Documentaires

Existe-t-il une sociologie visuelle ?

LA SOCIOLOGIE VISUELLE existe-t-elle ? Si la sociologie s’est tout d’abord construite comme une discipline de mots ou de lettres, sous la forme d’argumentations écrites formulées dans une langue naturelle et plus ou moins associée à des données chiffrées à la formalisation permise par le langage mathématique, comment l’image, de plus en plus présente, peut-elle contribuer à la pratique de la sociologie ? Peut-on efficacement utiliser l’image comme modèle d’expression, de communication, de monstration et de démonstration ? Pour répondre à ces deux questions, avec mon collègue Pierre Fraser, nous parcourons les différentes pratiques et tentons d’en dégager des méthodes et des façons de faire. Toutefois, nous osons penser que notre contribution à la sociologie visuelle se trouve dans notre analyse de ses présupposés et que nous reformulons dans les termes de repère visuel et de territoire visuel.

Les travaux de Douglas Harper ont vraiment jeté les bases de ce que pourrait être la pratique d’une sociologie visuelle[1]. Cofondateur, en 1981, de l’International Visual Sociology Association, auteur de Good Company[2] relatant la vie des vagabonds des trains aux États-Unis, travail significatif s’il en est de l’utilisation de la photographie comme moyen d’analyse sociologique, Harper a largement utilisé l’entretien photographique (photo elicitation) lors de ses travaux subséquents. Si les travaux de Douglas Harper ont fait école tant du côté anglo-saxon que francophone, il faut ici souligner les travaux de Jean-Pierre Durand et de Joyce Sebag ainsi que de leurs collègues de l’Université Paris-Saclay qui sont parvenus à établir un cursus universitaire en sociologie visuelle de haut niveau.
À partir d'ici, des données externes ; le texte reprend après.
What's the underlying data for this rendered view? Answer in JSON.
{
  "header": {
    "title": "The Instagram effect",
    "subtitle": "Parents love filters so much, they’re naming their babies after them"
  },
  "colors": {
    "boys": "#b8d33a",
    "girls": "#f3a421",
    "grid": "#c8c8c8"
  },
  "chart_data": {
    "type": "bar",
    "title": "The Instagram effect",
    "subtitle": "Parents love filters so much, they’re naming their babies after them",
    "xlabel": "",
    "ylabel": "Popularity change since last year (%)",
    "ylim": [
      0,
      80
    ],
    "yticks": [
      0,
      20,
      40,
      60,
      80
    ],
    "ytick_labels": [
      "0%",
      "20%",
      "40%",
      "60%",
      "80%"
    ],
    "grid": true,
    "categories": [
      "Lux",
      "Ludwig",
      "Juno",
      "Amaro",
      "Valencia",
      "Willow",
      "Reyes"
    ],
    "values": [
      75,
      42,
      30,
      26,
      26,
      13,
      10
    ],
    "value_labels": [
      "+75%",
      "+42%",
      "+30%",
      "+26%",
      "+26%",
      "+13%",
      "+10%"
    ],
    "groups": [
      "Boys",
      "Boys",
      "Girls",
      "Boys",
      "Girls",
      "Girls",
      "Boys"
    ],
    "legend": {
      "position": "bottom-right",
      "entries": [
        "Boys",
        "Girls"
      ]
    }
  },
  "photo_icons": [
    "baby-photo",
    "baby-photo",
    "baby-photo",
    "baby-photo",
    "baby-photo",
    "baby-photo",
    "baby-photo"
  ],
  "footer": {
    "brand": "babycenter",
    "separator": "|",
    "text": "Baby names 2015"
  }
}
Comme le dira lui-même Douglas Harper lors d’une soutenance de thèse en sociologie filmique à Paris-Saclay, « Il y a six ans, le professeur Sebag m’a invité à la soutenance de la thèse de doctorat de sociologie d’Alexandra Tilman, réalisé sous sa direction. Ce fut pour moi un moment d’inspiration. Je suis un sociologue américain qui s’est longtemps battu pour rendre légitime la sociologie visuelle, mais je sais combien les expériences échouent facilement. […] Je ne connais aucun programme de doctorat aux États-Unis où un étudiant diplômé peut produire un film comme élément principal de sa thèse de doctorat en sociologie[3]. » Faut-il préciser que la situation décrite par Harper est exactement la même au Québec et qu’il reste encore beaucoup à faire en sociologie visuelle ; c’est donc ici qu’intervient notre contribution avec cette nouvelle revue.

Faisant écho aux propos de Douglas Harper, Pierre Fraser et moi-même y allons d’une proposition audacieuse : si le rôle de la sociologie visuelle est de se cantonner à ne présenter que des images pour traduire certaines réalités sociales, elle est forcément un sous-produit de la méthode sociologique et ne peut alors prétendre à son autonomie en tant que discipline à part entière. En revanche, si une grille d’analyse permettait de qualifier ce qui constitue le visuel, tout comme de comprendre comment le visuel s’inscrit dans un territoire et dans le social, il serait éventuellement possible de procéder à des analyses sociologiques qui produisent de la connaissance où se conjuguent la construction de l’objet, le travail de terrain et les outils méthodologiques. C’est donc à partir de cette idée que nous proposons la notion de repère visuel — élément de base constitutif d’un territoire visuel — que nous déclinons en réseaux visuelsparcours visuelsfranges visuellesfrontières visuelles et lieux-mouvements.

© Georges Vignaux, 2019

Références

[1] Harper, D. (2012), Visual Sociology, New York : Routledge, 312 p.

[2] Harper, D. (2006), Good Company, New York : Routledge, 224 p.

[3] Sebag, J., Durand, J. P. (2020), La sociologie filmique, Paris : CNRS Éditions, pp. 12-13.